While traders remained cautious of Japanese authorities intervening, the yen weakened and surpassed the 145 per dollar mark on Friday. In the broader context, the dollar also demonstrated strength as market participants anticipated U.S. inflation data.
As indicated by Thursday’s data, the robust U.S. economy implies that the Federal Reserve has room to increase interest rates if inflation necessitates such action. U.S. benchmark 10-year yields climbed by 14 basis points on Thursday, marking the most substantial increase since late March.
In line with the developments, foreign exchange (FX) markets mirrored the trend, witnessing a 0.35 percent increase in the dollar index on Thursday. The U.S. currency gained ground against the euro, causing the latter to decline by 0.45 percent.
As Friday’s early European trading commenced, market conditions remained stable. The euro remained unchanged at $1.0857. It hovered near a one-week low, while sterling experienced minimal fluctuations at $1.2617, slightly above the previous day’s two-week low.
“One of the big themes over the past few weeks has been the positive surprises in U.S. data, and underwhelming data in the rest of the world, which is maybe bending markets back to the Fed’s messaging that we could see a second hike in Q4.”

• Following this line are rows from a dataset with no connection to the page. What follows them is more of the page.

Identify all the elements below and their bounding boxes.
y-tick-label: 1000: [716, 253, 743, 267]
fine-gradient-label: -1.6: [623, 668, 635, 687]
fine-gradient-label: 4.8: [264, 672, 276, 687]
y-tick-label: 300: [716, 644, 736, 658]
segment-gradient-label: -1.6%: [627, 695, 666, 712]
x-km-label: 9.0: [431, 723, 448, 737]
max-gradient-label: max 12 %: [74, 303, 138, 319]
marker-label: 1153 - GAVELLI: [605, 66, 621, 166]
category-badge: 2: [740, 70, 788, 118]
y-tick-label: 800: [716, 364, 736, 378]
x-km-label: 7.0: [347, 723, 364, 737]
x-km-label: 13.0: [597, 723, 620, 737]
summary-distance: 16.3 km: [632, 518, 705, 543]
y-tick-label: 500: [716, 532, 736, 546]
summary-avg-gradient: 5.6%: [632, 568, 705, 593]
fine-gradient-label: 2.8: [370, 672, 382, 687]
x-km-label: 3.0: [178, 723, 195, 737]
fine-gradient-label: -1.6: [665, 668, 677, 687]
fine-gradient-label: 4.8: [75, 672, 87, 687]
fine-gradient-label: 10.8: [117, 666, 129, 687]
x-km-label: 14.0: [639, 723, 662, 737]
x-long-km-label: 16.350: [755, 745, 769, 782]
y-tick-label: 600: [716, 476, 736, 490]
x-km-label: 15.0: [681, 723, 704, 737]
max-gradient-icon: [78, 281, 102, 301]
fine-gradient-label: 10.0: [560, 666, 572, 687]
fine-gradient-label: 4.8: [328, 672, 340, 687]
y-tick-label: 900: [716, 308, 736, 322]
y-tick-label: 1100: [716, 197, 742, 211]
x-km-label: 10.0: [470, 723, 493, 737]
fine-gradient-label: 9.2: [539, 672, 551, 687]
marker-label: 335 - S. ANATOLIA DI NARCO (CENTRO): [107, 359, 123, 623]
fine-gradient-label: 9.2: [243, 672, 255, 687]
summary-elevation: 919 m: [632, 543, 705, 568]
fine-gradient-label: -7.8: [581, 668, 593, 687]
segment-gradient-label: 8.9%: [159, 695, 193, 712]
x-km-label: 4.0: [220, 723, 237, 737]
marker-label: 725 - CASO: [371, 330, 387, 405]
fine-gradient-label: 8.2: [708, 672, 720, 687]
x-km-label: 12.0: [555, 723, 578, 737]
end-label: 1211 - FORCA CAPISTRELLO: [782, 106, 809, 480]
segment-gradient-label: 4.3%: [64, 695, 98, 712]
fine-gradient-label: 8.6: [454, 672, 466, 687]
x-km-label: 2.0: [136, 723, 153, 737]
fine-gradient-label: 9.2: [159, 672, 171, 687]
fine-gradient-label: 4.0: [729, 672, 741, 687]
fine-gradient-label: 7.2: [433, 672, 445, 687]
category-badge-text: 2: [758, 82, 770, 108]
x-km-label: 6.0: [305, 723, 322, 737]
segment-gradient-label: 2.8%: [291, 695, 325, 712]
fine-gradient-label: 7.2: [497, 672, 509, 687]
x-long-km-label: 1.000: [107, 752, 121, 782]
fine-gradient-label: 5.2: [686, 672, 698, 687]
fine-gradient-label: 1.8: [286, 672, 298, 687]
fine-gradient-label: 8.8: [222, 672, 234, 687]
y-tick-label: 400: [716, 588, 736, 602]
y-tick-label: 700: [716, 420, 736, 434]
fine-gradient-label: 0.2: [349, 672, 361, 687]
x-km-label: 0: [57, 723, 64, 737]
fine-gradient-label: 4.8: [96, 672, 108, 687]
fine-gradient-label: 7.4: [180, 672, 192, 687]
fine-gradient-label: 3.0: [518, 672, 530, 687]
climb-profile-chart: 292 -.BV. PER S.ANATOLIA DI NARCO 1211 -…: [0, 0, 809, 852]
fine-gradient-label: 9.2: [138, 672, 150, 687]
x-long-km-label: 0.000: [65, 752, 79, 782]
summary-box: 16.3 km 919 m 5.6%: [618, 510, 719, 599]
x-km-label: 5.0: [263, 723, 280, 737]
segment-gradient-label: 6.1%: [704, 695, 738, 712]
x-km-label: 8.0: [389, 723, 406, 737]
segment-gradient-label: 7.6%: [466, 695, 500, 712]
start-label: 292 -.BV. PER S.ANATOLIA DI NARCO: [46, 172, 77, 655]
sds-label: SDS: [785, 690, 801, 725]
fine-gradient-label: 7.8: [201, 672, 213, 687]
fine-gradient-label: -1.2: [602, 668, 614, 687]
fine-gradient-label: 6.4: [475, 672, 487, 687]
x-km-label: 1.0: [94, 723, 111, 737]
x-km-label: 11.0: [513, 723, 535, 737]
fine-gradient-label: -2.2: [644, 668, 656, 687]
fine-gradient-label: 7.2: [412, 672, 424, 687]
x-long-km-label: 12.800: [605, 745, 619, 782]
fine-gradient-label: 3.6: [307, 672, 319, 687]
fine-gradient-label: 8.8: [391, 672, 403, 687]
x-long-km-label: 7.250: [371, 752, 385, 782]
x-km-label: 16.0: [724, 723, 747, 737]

Simon Harvey, Monex Europe head of FX analysis
Simon Harvey, head of FX analysis at Monex Europe, highlighted a significant trend seen in recent weeks. It involves positive surprises in U.S. data and lackluster data from other parts of the world.
This contrast in data could impact market sentiment and align with the communication from the Fed. It suggests the possibility of a second interest rate hike in the fourth quarter.
Markets have almost factored in an extra 25 basis point increase in interest rates by the Federal Reserve in July. However, the projections of Fed policymakers, which were made public earlier this month, showed the likelihood of another rate hike in addition to the one in July before the year concludes.
According to Harvey, although retrospective, the recent revision in the U.S. first-quarter GDP data raises a pertinent question for the markets regarding consumer resilience. The upcoming Personal Consumption Expenditures data are expected to provide insights into this matter.
The dollar’s strength pushed it to reach its highest level in seven months against the yen in Friday’s Asian trading session. This level is significant as it is the point at which Japanese authorities intervened last year to support their currency.
Although the dollar experienced gains against the yen, it could not sustain them. As a result, the dollar’s value remained unchanged for the day and was flat at 144.88 yen.
Japan cautions against currency depreciation
On Friday, Japan’s Finance Minister, Shunichi Suzuki, warned against an excessive yen devaluation. This warning follows a series of similar comments from government ministers and officials.
In September last year, the yen exceeded the 145 mark. It prompted authorities to intervene in the markets. This intervention marked the first occurrence of such action in 24 years.
“It is important for currencies to move stably reflecting fundamentals,” Suzuki said.
However, Suzuki did not express deep concern or announce any specific measures, unlike the last time authorities intervened in the currency market, where such language was used as a precursor.
Harvey said that the actions implemented in the latter part of the previous year are proving effective. Market participants are currently evaluating the dollar/yen exchange rate. They are raising doubts about the logic of pursuing additional gains, especially considering the potential overnight risk of experiencing a substantial four percent loss in their positions.
The data released on Friday revealed that core inflation in Tokyo showed improvement in June, exceeding the Bank of Japan’s two percent target for the 13th consecutive month.